Sabtu, 30 Maret 2013

Kebudayaan Sunda


Kebudayaan Sunda

Berdasarkan tinjauan etnografis, suku Sunda adalah suku yang secara turun-temurun  menggunakan bahasa ibu, yaitu bahasa sunda. Suku sunda mendiami tanah Pasundan atau Tatar Sunda yang meliputi seluruh propinsi Jawa Barat. Pada bagian timur dibatasi oleh sungai Cilosari dan sungai Citanduy.

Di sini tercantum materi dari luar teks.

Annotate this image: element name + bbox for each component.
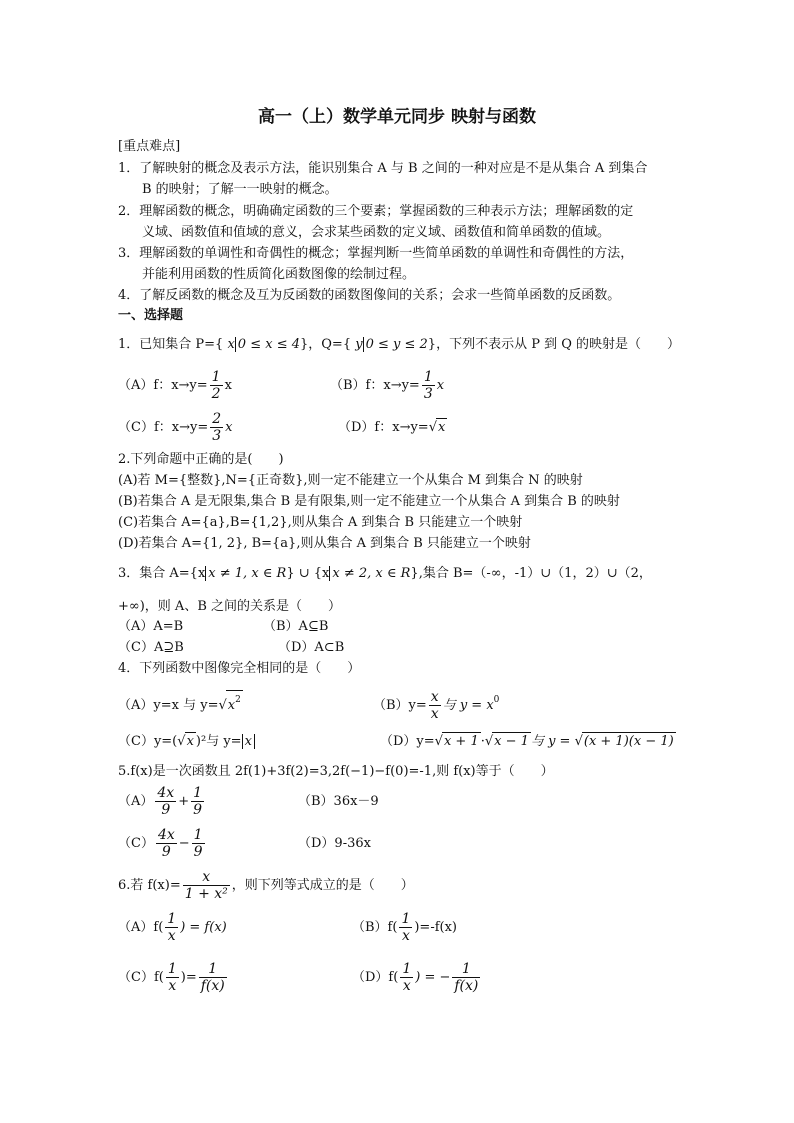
key-point-1-line2: B 的映射；了解一一映射的概念。 xyxy=(142,182,338,197)
key-point-2-line2: 义域、函数值和值域的意义，会求某些函数的定义域、函数值和简单函数的值域。 xyxy=(142,225,611,240)
key-point-1-line1: 1．了解映射的概念及表示方法，能识别集合 A 与 B 之间的一种对应是不是从集合 A 到集合 xyxy=(118,161,648,176)
question-1-option-d: （D）f：x→y=√x xyxy=(338,420,446,435)
question-5-option-b: （B）36x－9 xyxy=(298,794,379,809)
key-point-3-line2: 并能利用函数的性质简化函数图像的绘制过程。 xyxy=(142,267,416,282)
key-point-2-line1: 2．理解函数的概念，明确确定函数的三个要素；掌握函数的三种表示方法；理解函数的定 xyxy=(118,204,634,219)
question-1-stem: 1．已知集合 P={ x 0 ≤ x ≤ 4}，Q={ y 0 ≤ y ≤ 2}，下列不表示从 P 到 Q 的映射是（ ） xyxy=(118,337,681,352)
question-4-option-d: （D）y=√x + 1 ·√x − 1 与 y = √(x + 1)(x − 1) xyxy=(380,734,674,749)
key-point-3-line1: 3．理解函数的单调性和奇偶性的概念；掌握判断一些简单函数的单调性和奇偶性的方法， xyxy=(118,246,634,261)
key-point-4-line1: 4．了解反函数的概念及互为反函数的函数图像间的关系；会求一些简单函数的反函数。 xyxy=(118,288,621,303)
question-5-option-a: （A） $\frac{4x}{9}$ + $\frac{1}{9}$ xyxy=(118,785,203,818)
question-6-option-a: （A）f( $\frac{1}{x}$ ) = f(x) xyxy=(118,911,227,944)
question-2-option-a: (A)若 M={整数},N={正奇数},则一定不能建立一个从集合 M 到集合 N 的映射 xyxy=(118,473,583,488)
question-1-option-a: （A）f：x→y= $\frac{1}{2}$ x xyxy=(118,369,232,402)
question-1-option-b: （B）f：x→y= $\frac{1}{3}$ x xyxy=(330,369,445,402)
page-title: 高一（上）数学单元同步 映射与函数 xyxy=(258,107,536,127)
question-4-option-a: （A）y=x 与 $y=√x^2$ xyxy=(118,690,243,715)
question-5-option-d: （D）9-36x xyxy=(298,836,371,851)
question-1-option-c: （C）f：x→y= $\frac{2}{3}$ x xyxy=(118,411,233,444)
question-2-option-d: (D)若集合 A={1, 2}, B={a},则从集合 A 到集合 B 只能建立一个映射 xyxy=(118,536,531,551)
question-6-option-b: （B）f( $\frac{1}{x}$ )=-f(x) xyxy=(352,911,458,944)
question-3-option-b: （B）A⊆B xyxy=(263,619,329,634)
question-3-option-a: （A）A=B xyxy=(118,619,184,634)
question-2-option-c: (C)若集合 A={a},B={1,2},则从集合 A 到集合 B 只能建立一个映射 xyxy=(118,515,523,530)
question-3-option-c: （C）A⊇B xyxy=(118,640,184,655)
section-heading: 一、选择题 xyxy=(118,308,184,323)
question-2-stem: 2.下列命题中正确的是( ) xyxy=(118,452,284,467)
key-points-heading: [重点难点] xyxy=(118,139,181,154)
question-3-option-d: （D）A⊂B xyxy=(278,640,345,655)
question-4-option-b: （B）y= $\frac{x}{x}$ 与 $y = x^0$ xyxy=(373,689,500,722)
question-3-stem-line2: +∞)，则 A、B 之间的关系是（ ） xyxy=(118,599,341,614)
question-4-stem: 4．下列函数中图像完全相同的是（ ） xyxy=(118,661,361,676)
question-3-stem: 3．集合 A={x x ≠ 1, x ∈ R} ∪ {x x ≠ 2, x ∈ R},集合 B=（-∞，-1）∪（1，2）∪（2， xyxy=(118,566,652,581)
question-5-stem: 5.f(x)是一次函数且 2f(1)+3f(2)=3,2f(−1)−f(0)=-1,则 f(x)等于（ ） xyxy=(118,764,554,779)
question-4-option-c: （C）y=(√x )²与 y= x xyxy=(118,732,255,751)
question-2-option-b: (B)若集合 A 是无限集,集合 B 是有限集,则一定不能建立一个从集合 A 到集合 B 的映射 xyxy=(118,494,620,509)
question-6-option-d: （D）f( $\frac{1}{x}$ ) = − $\frac{1}{f(x)}$ xyxy=(352,961,479,994)
question-5-option-c: （C） $\frac{4x}{9}$ − $\frac{1}{9}$ xyxy=(118,827,203,860)
question-6-option-c: （C）f( $\frac{1}{x}$ )= $\frac{1}{f(x)}$ xyxy=(118,961,225,994)
question-6-stem: 6.若 f(x)= $\frac{x}{\text{1 + x²}}$ ，则下列等式成立的是（ ） xyxy=(118,869,414,902)
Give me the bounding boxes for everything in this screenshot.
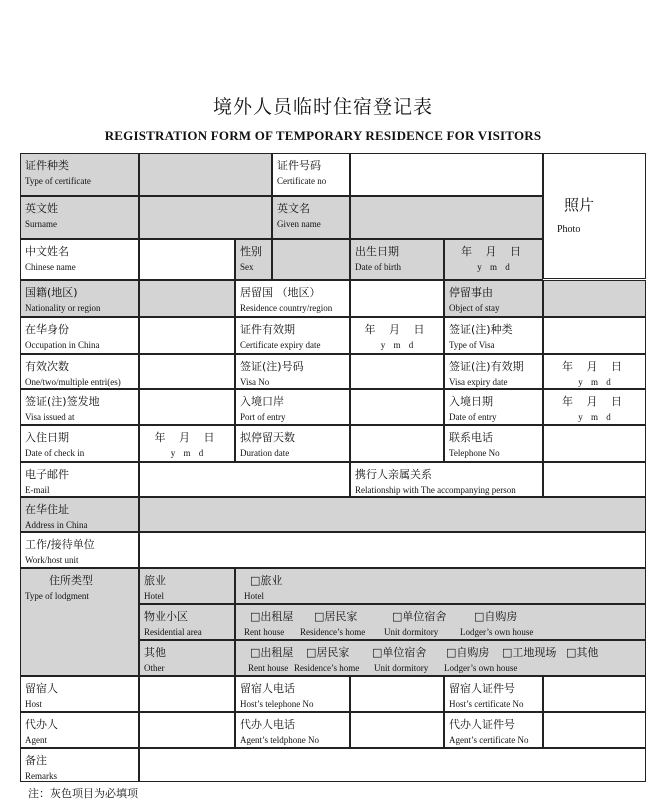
- residential-label-cell: [139, 604, 235, 640]
- given-name-value[interactable]: [350, 196, 543, 239]
- visa-issued-label-cell: [20, 389, 139, 425]
- given-name-label-cell: [272, 196, 350, 239]
- agent-phone-label-english: Agent’s teldphone No: [240, 735, 319, 745]
- entries-label: 有效次数: [25, 360, 69, 373]
- given-name-label: 英文名: [277, 202, 310, 215]
- residential-checkbox-option[interactable]: □居民家: [314, 610, 358, 623]
- hotel-label-cell: [139, 568, 235, 604]
- email-label: 电子邮件: [25, 468, 69, 481]
- work-unit-label-english: Work/host unit: [25, 555, 79, 565]
- cert-no-label-english: Certificate no: [277, 176, 327, 186]
- relationship-value[interactable]: [543, 462, 646, 497]
- relationship-label-english: Relationship with The accompanying person: [355, 485, 516, 495]
- port-of-entry-label-cell: [235, 389, 350, 425]
- remarks-label: 备注: [25, 754, 47, 767]
- host-phone-label-english: Host’s telephone No: [240, 699, 314, 709]
- visa-type-label-english: Type of Visa: [449, 340, 495, 350]
- address-label: 在华住址: [25, 503, 69, 516]
- agent-label-english: Agent: [25, 735, 47, 745]
- residence-country-value[interactable]: [350, 280, 444, 317]
- hotel-checkbox-option[interactable]: □旅业: [250, 574, 283, 587]
- agent-value[interactable]: [139, 712, 235, 748]
- sex-label: 性别: [240, 245, 262, 258]
- cert-no-label: 证件号码: [277, 159, 321, 172]
- agent-cert-value[interactable]: [543, 712, 646, 748]
- residential-label-english: Residential area: [144, 627, 202, 637]
- host-cert-label-english: Host’s certificate No: [449, 699, 524, 709]
- visa-issued-value[interactable]: [139, 389, 235, 425]
- agent-phone-label: 代办人电话: [240, 718, 295, 731]
- remarks-label-cell: [20, 748, 139, 782]
- remarks-value[interactable]: [139, 748, 646, 782]
- dob-value-date-units: 年 月 日: [461, 245, 526, 258]
- surname-value[interactable]: [139, 196, 272, 239]
- lodgment-type-label: 住所类型: [49, 574, 93, 587]
- check-in-value-date-units: 年 月 日: [154, 431, 220, 444]
- agent-phone-label-cell: [235, 712, 350, 748]
- host-phone-value[interactable]: [350, 676, 444, 712]
- host-cert-label: 留宿人证件号: [449, 682, 515, 695]
- residential-checkbox-option[interactable]: □自购房: [474, 610, 518, 623]
- check-in-label-english: Date of check in: [25, 448, 85, 458]
- work-unit-value[interactable]: [139, 532, 646, 568]
- visa-expiry-value-date-units: 年 月 日: [562, 360, 627, 373]
- chinese-name-value[interactable]: [139, 239, 235, 280]
- cert-type-label: 证件种类: [25, 159, 69, 172]
- dob-value-date-units-english: y m d: [477, 262, 510, 272]
- port-of-entry-label-english: Port of entry: [240, 412, 286, 422]
- nationality-value[interactable]: [139, 280, 235, 317]
- object-of-stay-label-cell: [444, 280, 543, 317]
- dob-label-english: Date of birth: [355, 262, 401, 272]
- other-option-english: Lodger’s own house: [444, 663, 518, 673]
- lodgment-type-label-english: Type of lodgment: [25, 591, 89, 601]
- hotel-option-english: Hotel: [244, 591, 264, 601]
- host-cert-value[interactable]: [543, 676, 646, 712]
- sex-label-english: Sex: [240, 262, 254, 272]
- dob-label: 出生日期: [355, 245, 399, 258]
- lodgment-type-label-cell: [20, 568, 139, 676]
- occupation-label-cell: [20, 317, 139, 354]
- visa-no-label-english: Visa No: [240, 377, 270, 387]
- other-checkbox-option[interactable]: □自购房: [446, 646, 490, 659]
- visa-expiry-value[interactable]: [543, 354, 646, 389]
- port-of-entry-label: 入境口岸: [240, 395, 284, 408]
- residential-option-english: Unit dormitory: [384, 627, 439, 637]
- chinese-name-label-cell: [20, 239, 139, 280]
- work-unit-label-cell: [20, 532, 139, 568]
- entries-label-english: One/two/multiple entri(es): [25, 377, 121, 387]
- surname-label-cell: [20, 196, 139, 239]
- port-of-entry-value[interactable]: [350, 389, 444, 425]
- host-cert-label-cell: [444, 676, 543, 712]
- other-checkbox-option[interactable]: □其他: [566, 646, 599, 659]
- agent-phone-value[interactable]: [350, 712, 444, 748]
- dob-value[interactable]: [444, 239, 543, 280]
- address-label-cell: [20, 497, 139, 532]
- object-of-stay-label: 停留事由: [449, 286, 493, 299]
- address-label-english: Address in China: [25, 520, 88, 530]
- form-title-english: REGISTRATION FORM OF TEMPORARY RESIDENCE FOR VISITORS: [104, 128, 542, 143]
- residence-country-label-cell: [235, 280, 350, 317]
- other-checkbox-option[interactable]: □单位宿舍: [372, 646, 427, 659]
- duration-value[interactable]: [350, 425, 444, 462]
- other-label-cell: [139, 640, 235, 676]
- cert-expiry-value-date-units: 年 月 日: [364, 323, 430, 336]
- other-options-cell[interactable]: [235, 640, 646, 676]
- residence-country-label-english: Residence country/region: [240, 303, 333, 313]
- visa-issued-label-english: Visa issued at: [25, 412, 75, 422]
- date-of-entry-value-date-units-english: y m d: [578, 412, 611, 422]
- entries-label-cell: [20, 354, 139, 389]
- dob-label-cell: [350, 239, 444, 280]
- cert-type-label-cell: [20, 153, 139, 196]
- visa-no-value[interactable]: [350, 354, 444, 389]
- cert-expiry-label-cell: [235, 317, 350, 354]
- other-checkbox-option[interactable]: □居民家: [306, 646, 350, 659]
- check-in-label: 入住日期: [25, 431, 69, 444]
- host-label: 留宿人: [25, 682, 58, 695]
- address-value[interactable]: [139, 497, 646, 532]
- hotel-label-english: Hotel: [144, 591, 164, 601]
- surname-label-english: Surname: [25, 219, 57, 229]
- visa-expiry-label-english: Visa expiry date: [449, 377, 508, 387]
- residence-country-label: 居留国 （地区）: [240, 286, 321, 299]
- occupation-label: 在华身份: [25, 323, 69, 336]
- duration-label: 拟停留天数: [240, 431, 295, 444]
- telephone-value[interactable]: [543, 425, 646, 462]
- residential-option-english: Residence’s home: [300, 627, 366, 637]
- host-value[interactable]: [139, 676, 235, 712]
- form-title-chinese: 境外人员临时住宿登记表: [212, 96, 433, 118]
- other-checkbox-option[interactable]: □工地现场: [502, 646, 557, 659]
- residential-options-cell[interactable]: [235, 604, 646, 640]
- check-in-label-cell: [20, 425, 139, 462]
- photo-label-english: Photo: [557, 224, 581, 235]
- given-name-label-english: Given name: [277, 219, 321, 229]
- telephone-label-cell: [444, 425, 543, 462]
- photo-box[interactable]: [543, 153, 646, 279]
- cert-type-label-english: Type of certificate: [25, 176, 91, 186]
- visa-type-label-cell: [444, 317, 543, 354]
- cert-type-value[interactable]: [139, 153, 272, 196]
- visa-type-value[interactable]: [543, 317, 646, 354]
- date-of-entry-label-cell: [444, 389, 543, 425]
- nationality-label-cell: [20, 280, 139, 317]
- check-in-value[interactable]: [139, 425, 235, 462]
- telephone-label-english: Telephone No: [449, 448, 500, 458]
- host-label-cell: [20, 676, 139, 712]
- host-phone-label-cell: [235, 676, 350, 712]
- residential-checkbox-option[interactable]: □出租屋: [250, 610, 294, 623]
- nationality-label-english: Nationality or region: [25, 303, 101, 313]
- check-in-value-date-units-english: y m d: [170, 448, 204, 458]
- residential-option-english: Lodger’s own house: [460, 627, 534, 637]
- residential-option-english: Rent house: [244, 627, 285, 637]
- duration-label-cell: [235, 425, 350, 462]
- other-option-english: Residence’s home: [294, 663, 360, 673]
- cert-expiry-label: 证件有效期: [240, 323, 295, 336]
- agent-cert-label-cell: [444, 712, 543, 748]
- remarks-label-english: Remarks: [25, 771, 57, 781]
- photo-label: 照片: [564, 196, 595, 214]
- visa-expiry-label-cell: [444, 354, 543, 389]
- email-label-english: E-mail: [25, 485, 50, 495]
- host-phone-label: 留宿人电话: [240, 682, 295, 695]
- occupation-value[interactable]: [139, 317, 235, 354]
- email-label-cell: [20, 462, 139, 497]
- visa-no-label-cell: [235, 354, 350, 389]
- visa-expiry-value-date-units-english: y m d: [578, 377, 611, 387]
- cert-no-label-cell: [272, 153, 350, 196]
- other-label: 其他: [144, 646, 166, 659]
- visa-issued-label: 签证(注)签发地: [25, 395, 100, 408]
- visa-type-label: 签证(注)种类: [449, 323, 513, 336]
- cert-expiry-label-english: Certificate expiry date: [240, 340, 321, 350]
- relationship-label-cell: [350, 462, 543, 497]
- residential-checkbox-option[interactable]: □单位宿舍: [392, 610, 447, 623]
- other-checkbox-option[interactable]: □出租屋: [250, 646, 294, 659]
- date-of-entry-value-date-units: 年 月 日: [562, 395, 627, 408]
- hotel-label: 旅业: [144, 574, 166, 587]
- cert-no-value[interactable]: [350, 153, 543, 196]
- email-value[interactable]: [139, 462, 350, 497]
- chinese-name-label-english: Chinese name: [25, 262, 76, 272]
- other-option-english: Rent house: [248, 663, 289, 673]
- nationality-label: 国籍(地区): [25, 286, 78, 299]
- surname-label: 英文姓: [25, 202, 58, 215]
- agent-label: 代办人: [25, 718, 58, 731]
- date-of-entry-label-english: Date of entry: [449, 412, 497, 422]
- occupation-label-english: Occupation in China: [25, 340, 100, 350]
- other-label-english: Other: [144, 663, 165, 673]
- date-of-entry-value[interactable]: [543, 389, 646, 425]
- object-of-stay-value[interactable]: [543, 280, 646, 317]
- required-fields-note: 注：灰色项目为必填项: [28, 787, 138, 800]
- object-of-stay-label-english: Object of stay: [449, 303, 500, 313]
- entries-value[interactable]: [139, 354, 235, 389]
- relationship-label: 携行人亲属关系: [355, 468, 432, 481]
- host-label-english: Host: [25, 699, 43, 709]
- hotel-option-cell[interactable]: [235, 568, 646, 604]
- residential-label: 物业小区: [144, 610, 188, 623]
- agent-cert-label-english: Agent’s certificate No: [449, 735, 529, 745]
- sex-label-cell: [235, 239, 272, 280]
- sex-value[interactable]: [272, 239, 350, 280]
- work-unit-label: 工作/接待单位: [25, 538, 95, 551]
- visa-expiry-label: 签证(注)有效期: [449, 360, 524, 373]
- agent-label-cell: [20, 712, 139, 748]
- cert-expiry-value-date-units-english: y m d: [380, 340, 414, 350]
- other-option-english: Unit dormitory: [374, 663, 429, 673]
- cert-expiry-value[interactable]: [350, 317, 444, 354]
- duration-label-english: Duration date: [240, 448, 290, 458]
- agent-cert-label: 代办人证件号: [449, 718, 515, 731]
- telephone-label: 联系电话: [449, 431, 493, 444]
- chinese-name-label: 中文姓名: [25, 245, 69, 258]
- visa-no-label: 签证(注)号码: [240, 360, 304, 373]
- date-of-entry-label: 入境日期: [449, 395, 493, 408]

a.       Sistem Religi dan Kepercayaan
Masyarakat Sunda sebagian besar beragama Islam.  Selain itu mereka juga masih percaya kepada hal-hal yang bersifat mitos dan tahayul. Seperti  dongeng, dan hal-hal yang bersifat ghaib. Contohnya dalam mitologi petani-petani sunda dikenal dongeng tentang dewi padi yang disebut Nyi Pohaci Sangyang Sri.
b.      Sistem Kekerabatan
Sistem kekerabatan masyarakat Sunda adalah bilateral yakni garis keturunan yang memperhitungkan hubungan kekerabatan melalui ayah dan ibu. Dalam upacara pernikahan suku Sunda dikenal istilah upacara nyawer dan buka pintu.
c.       Sistem Kesenian
1.       Rumah adat
Kraton Kasepuhan Cirebon merupakan model rumah adat masyarakat Sunda. Keraton tersebut terdiri atas empat ruangan, yaitu :
a.       Jinem atau pendopo untuk para penggawa atau penjaga keselamatan Sultan
b.      Pringgondani, tempat sultan memberi perintah kepada para adipati
c.       Prabayasa, tempat sultan menerima tamu istimewa
d.      Panembahan, ruang kerja dan tempat istirahat sultan.
2.       Pakaian adat
3.       Seni tari dan Kesenian lainnya
Tari dari daerah Jawa Barat antara lain, tari topeng kuncaran dan tari kupu-kupu. Alat musik khas Jawa Barat adalah angklung dan calung. Seni vokalnya Cing Cangkeling dan seni wayang golek.
d.      Sistem Politik dan Pemerintahan
                Secara administratif desa di wilayah Jawa Barat dipimpin oleh seorang Kuwu yang didampingi oleh     seorang juru tulis (tugasnya mengurus administrasi desa), tiga orang kokolot (tugasnya menyampaikan perintah dan berita kepada warga), seorang kulisi (tugasnya memelihara keamanan desa), seorang ulu-ulu (tugasnya mengurus pembagian air dan memelihara selokan) , dan seorang amil (mengurus kelahiran, kematian, pernikahan, dan memimpin doa selamatan) , serta tiga pembina desa.